Most importantly, for all of its benefits, in some respects small, intensive peasant farming goes hand in hand with poverty. People farm land intensively and create a lot of value per acre above all when land is very limited. Peasants with small parcels of land must make the most of it. Yes, they squeeze a lot of value out of every square foot, but they often have so little land (sometimes less than an acre) that their family still lives in misery. In economic terms, per acre productivity is often opposed to per-man-hour productivity. A Colombian peasant farmer that earns $3000 a year from his only acre of land is still in poverty, while a farmer earning a few dozen or a few hundred dollars per acre can have a high income if land availability, capital, and traction (animal or motorized) allow him to farm hundreds of acres.
Hence Altieri could be understood as arguing for maintaining Third World farmers in an ecologically-friendly poverty. He posits US farmers as “trapped” in an industrial system, in which the blessing of high income is paired with inherently destructive practices. This vision somehow justifies or takes responsibility away from First World farmers to improve the sustainability of their own practices, and puts the responsibility for ecological sustainability on Third World farmers that maintain biodiversity and the planet in general. In this vision, First World consumers can repay the priceless planetary services that peasant farmers provide us by purchasing their organic bananas and Fair Trade coffee to keep the peasants just above the poverty line.

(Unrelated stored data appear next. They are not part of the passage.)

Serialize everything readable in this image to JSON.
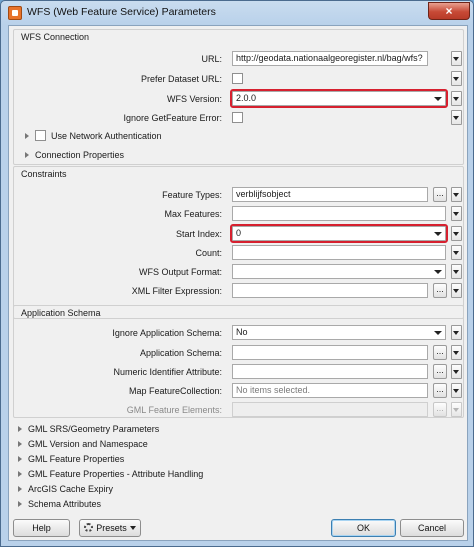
{
  "window": {
    "title": "WFS (Web Feature Service) Parameters",
    "close_symbol": "×"
  },
  "wfs_connection": {
    "section_title": "WFS Connection",
    "url_label": "URL:",
    "url_value": "http://geodata.nationaalgeoregister.nl/bag/wfs?",
    "prefer_dataset_url_label": "Prefer Dataset URL:",
    "wfs_version_label": "WFS Version:",
    "wfs_version_value": "2.0.0",
    "ignore_getfeature_error_label": "Ignore GetFeature Error:",
    "use_network_auth_label": "Use Network Authentication",
    "connection_properties_label": "Connection Properties"
  },
  "constraints": {
    "section_title": "Constraints",
    "feature_types_label": "Feature Types:",
    "feature_types_value": "verblijfsobject",
    "max_features_label": "Max Features:",
    "max_features_value": "",
    "start_index_label": "Start Index:",
    "start_index_value": "0",
    "count_label": "Count:",
    "count_value": "",
    "wfs_output_format_label": "WFS Output Format:",
    "wfs_output_format_value": "",
    "xml_filter_expression_label": "XML Filter Expression:",
    "xml_filter_expression_value": ""
  },
  "application_schema": {
    "section_title": "Application Schema",
    "ignore_app_schema_label": "Ignore Application Schema:",
    "ignore_app_schema_value": "No",
    "app_schema_label": "Application Schema:",
    "app_schema_value": "",
    "numeric_identifier_label": "Numeric Identifier Attribute:",
    "numeric_identifier_value": "",
    "map_feature_collection_label": "Map FeatureCollection:",
    "map_feature_collection_value": "No items selected.",
    "gml_feature_elements_label": "GML Feature Elements:",
    "gml_feature_elements_value": ""
  },
  "collapsed_groups": [
    "GML SRS/Geometry Parameters",
    "GML Version and Namespace",
    "GML Feature Properties",
    "GML Feature Properties - Attribute Handling",
    "ArcGIS Cache Expiry",
    "Schema Attributes"
  ],
  "buttons": {
    "ellipsis": "...",
    "help": "Help",
    "presets": "Presets",
    "ok": "OK",
    "cancel": "Cancel"
  },
  "colors": {
    "highlight": "#d6202f",
    "title_bar": "#b9d1ea",
    "dialog_bg": "#f0f0f0"
  }
}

I understand that Altieri is writing to convince a First World audience of the value peasant farms represent in their personal lives. Many of his readers likely have little concrete experience with peasant farming. I don't think Altieri means to say that we should favor “green” poverty in the Third World as an antidote or an enabler to the wealthy world's profligate lifestyle, but he can easily be misconstrued this way. Though Altieri's attitude is certainly different from the “productionist” religon of the major US ag universities, he seems to share with them a focus on abstract goals divorced from basic human wellbeing. So again, I feel like I need to reiterate the importance of remembering that farming is above all dependent on farmers. If we focus on other things, even good, progressive things like the ecological merits or the per-acre productivity of small-scale peasant production, then we risk ignoring the priorities of peasants themselves, as US universities have done for a century and a half.